Économie de guerre

pratiques économiques mises en œuvre pendant une guerre ou d'autres événements extrêmes From Wikipedia, the free encyclopedia

L'économie de guerre est la modalité de fonctionnement d'une économie en situation de guerre, ou en préparation de cette dernière. L'économie de guerre se caractérise par des pratiques économiques exceptionnelles, telles qu'une intervention publique renforcée ou des mesures d'insularisation pouvant aller jusqu'à une autarcie. Elle a pour objectif le maintien des activités économiques indispensables à un pays, l'autosuffisance, la dissuasion de la consommation privée, la garantie de la production des aliments et le contrôle de l'économie depuis l'État.

Affiche diffusée dans l'Empire allemand durant la Première Guerre mondiale visant à expliquer comment faire des économies de savon à la population.

Définition

L'économie de guerre est une économie dont la finalité est déterminée par la nécessité de remporter un conflit armé[1]. Elle correspond à une mise des outils de la science économique au service de l'effort de guerre, ainsi qu'à la transformation de la puissance économique en puissance guerrière[1]. L'économie de guerre vise à produire en très grande quantité le bien public qu'est la défense nationale[1].

Modalités

Parmi les caractéristiques fondamentales de l'économie de guerre, on trouve :

  • Contrôle exhaustif de la politique monétaire visant à éviter les processus d'hyperinflation ;
  • Faveur accordée à l'autarcie au niveau des produits de base et du matériel militaire ;
  • Mesures de réduction de la consommation énergétique ;
  • Incitation à la main-d'œuvre féminine à bas coût pour occuper les postes de ceux qui intègrent l'armée ;
  • Changements dans la politique agricole, qui dirigent les cultures et l'industrie de transformation vers la production de céréales et, en général, vers des produits apportant une grande quantité de glucides.
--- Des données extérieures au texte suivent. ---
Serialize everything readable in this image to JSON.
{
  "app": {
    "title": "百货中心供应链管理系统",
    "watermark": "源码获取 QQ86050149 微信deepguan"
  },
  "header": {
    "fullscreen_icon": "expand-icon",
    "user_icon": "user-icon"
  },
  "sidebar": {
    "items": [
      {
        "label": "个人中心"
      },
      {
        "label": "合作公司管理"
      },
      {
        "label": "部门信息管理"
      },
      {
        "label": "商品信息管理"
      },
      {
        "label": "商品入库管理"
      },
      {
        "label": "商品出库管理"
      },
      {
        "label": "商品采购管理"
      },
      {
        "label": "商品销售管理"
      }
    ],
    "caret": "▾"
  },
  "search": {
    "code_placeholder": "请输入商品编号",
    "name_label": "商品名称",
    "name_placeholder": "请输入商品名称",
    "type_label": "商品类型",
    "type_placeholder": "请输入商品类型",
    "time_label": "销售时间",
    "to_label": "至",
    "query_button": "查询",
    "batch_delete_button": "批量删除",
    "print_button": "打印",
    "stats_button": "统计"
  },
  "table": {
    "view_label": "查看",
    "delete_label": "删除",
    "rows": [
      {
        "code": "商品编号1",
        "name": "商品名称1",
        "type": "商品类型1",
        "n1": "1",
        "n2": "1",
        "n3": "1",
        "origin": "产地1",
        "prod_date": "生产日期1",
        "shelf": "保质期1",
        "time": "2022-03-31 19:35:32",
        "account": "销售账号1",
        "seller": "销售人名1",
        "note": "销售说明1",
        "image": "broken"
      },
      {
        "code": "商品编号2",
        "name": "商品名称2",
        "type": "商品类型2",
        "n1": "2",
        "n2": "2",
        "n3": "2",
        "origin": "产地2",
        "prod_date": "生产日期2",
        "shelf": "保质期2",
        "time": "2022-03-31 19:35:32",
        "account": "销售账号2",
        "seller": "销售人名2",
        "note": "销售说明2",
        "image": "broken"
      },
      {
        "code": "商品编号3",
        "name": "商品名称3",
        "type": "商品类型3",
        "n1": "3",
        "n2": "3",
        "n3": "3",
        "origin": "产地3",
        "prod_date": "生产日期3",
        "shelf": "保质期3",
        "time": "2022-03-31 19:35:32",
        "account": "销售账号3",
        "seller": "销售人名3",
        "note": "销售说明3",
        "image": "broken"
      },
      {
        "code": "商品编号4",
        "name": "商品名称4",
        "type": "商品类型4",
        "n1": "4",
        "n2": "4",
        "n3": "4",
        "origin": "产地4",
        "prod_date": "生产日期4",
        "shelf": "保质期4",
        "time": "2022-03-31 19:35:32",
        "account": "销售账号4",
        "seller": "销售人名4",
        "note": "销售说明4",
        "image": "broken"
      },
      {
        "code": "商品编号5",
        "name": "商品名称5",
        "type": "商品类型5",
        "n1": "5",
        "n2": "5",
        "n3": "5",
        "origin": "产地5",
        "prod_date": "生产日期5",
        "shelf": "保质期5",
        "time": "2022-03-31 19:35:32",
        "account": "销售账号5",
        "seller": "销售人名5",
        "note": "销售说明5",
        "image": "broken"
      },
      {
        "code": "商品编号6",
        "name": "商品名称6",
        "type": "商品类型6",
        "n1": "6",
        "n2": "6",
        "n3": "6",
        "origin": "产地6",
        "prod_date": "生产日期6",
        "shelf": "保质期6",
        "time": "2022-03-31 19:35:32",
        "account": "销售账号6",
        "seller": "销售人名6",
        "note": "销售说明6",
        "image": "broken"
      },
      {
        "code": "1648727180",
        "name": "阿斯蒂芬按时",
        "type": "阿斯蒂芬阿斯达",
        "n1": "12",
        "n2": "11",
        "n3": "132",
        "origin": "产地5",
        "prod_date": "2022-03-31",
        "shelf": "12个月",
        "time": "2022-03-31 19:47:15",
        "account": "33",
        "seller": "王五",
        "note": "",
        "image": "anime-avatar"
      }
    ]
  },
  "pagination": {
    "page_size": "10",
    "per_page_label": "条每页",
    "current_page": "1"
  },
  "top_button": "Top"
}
Administration des prix agricoles (voir l'histoire de la Commission canadienne du blé ou du Milk Marketing Board au Royaume-Uni) ;
  • Augmentation de la production de l'industrie lourde et militaire ;
  • Mise en place de mesures de réduction de la consommation privée, qui peuvent inclure le rationnement de l'industrie et des familles.

A contrario, pour de nombreux pays non-belligérants et territorialement ou économiquement proches d'une zone de conflit armé, l'économie de guerre est une occasion de croissance et de développement, car ils peuvent alors augmenter leurs exportations aux belligérants. Dans d'autres cas, l'économie de guerre soutient des processus de recherche et de développement technologiques qui améliorent la capacité du pays.

Production en très grande série d'avions Consolidated B-32 Dominator à l'usine Consolidated Aircraft n° 4, près de Fort Worth, Texas (USA), pendant la Seconde Guerre mondiale.

Histoire

Les économies de guerre sont anciennes. La guerre de Sécession aux États-Unis marque la première guerre moderne, où des armements industrialisés permettent de faire la différence sur le champ de bataille[1].

Au XXe siècle, la Seconde Guerre mondiale a été la dernière période durant laquelle les pays européens ont transformé leurs économies en économies de guerre. Le Troisième Reich a mis en place le Vierjahresplan (plan de quatre ans) en 1936 en vue d'accélérer son réarmement. L'URSS, partant d'une situation d'économie planifiée, a réorienté l'intégralité de ses moyens industriels de l'été 1941 à la fin 1945 dans une organisation d'économie de guerre. Aux États-Unis, le Victory Program lancé en fait du complexe militaro-industriel des États-Unis le plus puissant du monde.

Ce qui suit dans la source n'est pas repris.